2026-05-05 レンセラー工科大学(RPI)
AI-generated illustration showing a new way to treat chronic nerve pain by gently controlling a key protein instead of shutting it down completely
<関連情報>
- https://news.rpi.edu/2026/05/05/rpi-researchers-develop-new-approach-treating-chronic-neuropathic-pain-without-side
- https://pubs.acs.org/doi/10.1021/acs.jmedchem.5c03329
- https://www.nature.com/articles/s41467-026-69616-5
グリシントランスポーター2の非競合的かつ可逆的な阻害剤の同定:神経因性疼痛に対する有望な非オピオイド治療戦略 Identification of Non-competitive and Reversible Inhibitors of Glycine Transporter 2: A Promising Non-opioid Therapeutic Strategy for Neuropathic Pain
Christopher L. Cioffi,Tanmay K. Pati,Irina Lotsaris,Srinivasan Jayakumar,Julian Peiser-Oliver,Gaddam Mahesh,Ryan P. Cantwell Chater,Aravindan Jayaraman,Zachary J. Frangos,Krishna Suleria,Sally Evans,Ramasamy Kuppusamy,Arun Raja,Parthasarathy Muthuraman,Jay Mulmule,Suman Mishra,Snigdha Singh,Arunan Palanimuthu,Michael Michaelides,Azadeh Shahsavar,Sarasa Mohammadi,and Robert J. Vandenberg
Journal of Medical Chemistry Published: April 15, 2026
DOI:https://doi.org/10.1021/acs.jmedchem.5c03329
Abstract
Glycine transporter 2 (GlyT2) regulates extracellular glycine in the central nervous system (CNS) and is a promising target for restoring inhibitory neurotransmission in chronic pain. Although GlyT2 inhibitors show analgesic efficacy in rodent neuropathic pain models, the prototypical inhibitor ORG25543 (1) is limited by poor pharmacological properties, including slow dissociation kinetics and neuromotor toxicity at therapeutic doses, recapitulating the phenotype of homozygous GlyT2 knockout (GlyT2–/–) mice. To address these challenges, we developed a series of second-generation, conformationally restricted indoline analogues that act as noncompetitive and reversible GlyT2 inhibitors with varied potency and recovery kinetics. Among them, RPI-GLYT2-82 produced effective analgesia in murine neuropathic pain models without inducing excitatory neuromotor side effects observed with ORG25543. Collectively, these findings underscore the translational potential of reversible GlyT2 inhibitors as safe, nonopioid therapeutics for the management of neuropathic pain and provide a foundation for continued optimization of this chemotype toward preclinical candidate selection.

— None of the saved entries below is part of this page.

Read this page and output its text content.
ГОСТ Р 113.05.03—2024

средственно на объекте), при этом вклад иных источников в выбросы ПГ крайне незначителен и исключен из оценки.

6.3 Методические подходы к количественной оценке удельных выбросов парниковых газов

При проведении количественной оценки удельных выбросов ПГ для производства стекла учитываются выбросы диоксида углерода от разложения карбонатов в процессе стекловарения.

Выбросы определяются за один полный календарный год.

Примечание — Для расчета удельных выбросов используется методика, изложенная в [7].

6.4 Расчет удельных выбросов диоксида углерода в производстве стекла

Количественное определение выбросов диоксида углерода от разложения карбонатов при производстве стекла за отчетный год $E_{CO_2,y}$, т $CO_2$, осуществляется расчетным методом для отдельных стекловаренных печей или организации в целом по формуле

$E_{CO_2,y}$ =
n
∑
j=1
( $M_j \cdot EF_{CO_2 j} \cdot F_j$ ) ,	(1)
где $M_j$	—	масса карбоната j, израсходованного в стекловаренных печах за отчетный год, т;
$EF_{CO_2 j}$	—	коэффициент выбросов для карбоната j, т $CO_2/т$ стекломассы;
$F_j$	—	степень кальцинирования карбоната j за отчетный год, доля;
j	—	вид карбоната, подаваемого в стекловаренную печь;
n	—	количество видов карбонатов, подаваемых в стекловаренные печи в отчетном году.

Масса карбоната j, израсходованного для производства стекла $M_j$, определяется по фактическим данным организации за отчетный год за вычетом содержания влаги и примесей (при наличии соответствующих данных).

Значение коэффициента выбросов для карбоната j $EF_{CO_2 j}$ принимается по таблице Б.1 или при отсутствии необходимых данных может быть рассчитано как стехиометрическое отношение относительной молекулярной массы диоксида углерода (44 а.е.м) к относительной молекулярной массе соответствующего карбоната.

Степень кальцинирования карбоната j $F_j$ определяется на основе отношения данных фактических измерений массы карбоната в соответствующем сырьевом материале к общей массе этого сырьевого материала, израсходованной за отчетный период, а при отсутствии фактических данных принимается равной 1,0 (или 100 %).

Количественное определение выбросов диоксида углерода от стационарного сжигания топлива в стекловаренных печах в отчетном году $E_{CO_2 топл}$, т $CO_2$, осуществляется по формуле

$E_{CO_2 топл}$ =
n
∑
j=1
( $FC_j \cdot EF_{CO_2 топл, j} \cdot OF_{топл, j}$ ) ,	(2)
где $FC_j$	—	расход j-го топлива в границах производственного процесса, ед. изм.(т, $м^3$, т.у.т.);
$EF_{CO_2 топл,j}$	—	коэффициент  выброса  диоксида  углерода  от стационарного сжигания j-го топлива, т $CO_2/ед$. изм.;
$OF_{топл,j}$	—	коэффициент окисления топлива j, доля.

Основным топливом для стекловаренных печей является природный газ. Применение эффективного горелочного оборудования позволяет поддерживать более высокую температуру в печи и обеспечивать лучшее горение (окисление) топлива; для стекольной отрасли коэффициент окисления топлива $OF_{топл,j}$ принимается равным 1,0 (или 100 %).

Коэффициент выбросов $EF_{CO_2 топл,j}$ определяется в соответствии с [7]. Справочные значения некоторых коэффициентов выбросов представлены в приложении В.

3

標的部位への副作用のない、神経因性疼痛に対する可逆的アロステリックGlyT2阻害剤 A reversible allosteric inhibitor of GlyT2 for neuropathic pain without on-target side effects
Ryan P. Cantwell Chater,Julian Peiser-Oliver,Tanmay K. Pati,Ada S. Quinn,Irina Lotsaris,Zachary J. Frangos,Kristen E. Anderson,Anna E. Tischer,Billy J. Williams-Noonan,Karin R. Aubrey,Megan L. O’Mara,Michael Michaelides,Sarasa A. Mohammadi,Christopher L. Cioffi,Robert J. Vandenberg & Azadeh Shahsavar
Nature Communications Published:16 February 2026
DOI:https://doi.org/10.1038/s41467-026-69616-5
Abstract
Chronic neuropathic pain, caused by nerve damage or disease, is increasing in prevalence, but current treatments are ineffective and over-reliant on opioids. The neuronal glycine transporter, GlyT2, regulates inhibitory glycinergic neurotransmission and represents a promising target for new analgesics. However, most GlyT2 inhibitors cause significant side effects, in part due to irreversible inhibition at analgesic doses. Here we develop a reversible inhibitor of GlyT2, RPI-GLYT2-82, and identify its binding site by determining cryo-EM structures of human GlyT2. We capture three fundamental conformational states of GlyT2 in the substrate-free state, and bound to either glycine, RPI-GLYT2-82 or the pseudo-irreversible inhibitor ORG25543. We demonstrate that RPI-GLYT2-82 dissociates from GlyT2 faster than ORG25543, providing analgesia in mouse neuropathic pain models without on-target side-effects or addiction liability. Our data provide a mechanistic understanding of allosteric inhibition of glycine transport, enabling structure-based design of non-opioid analgesics.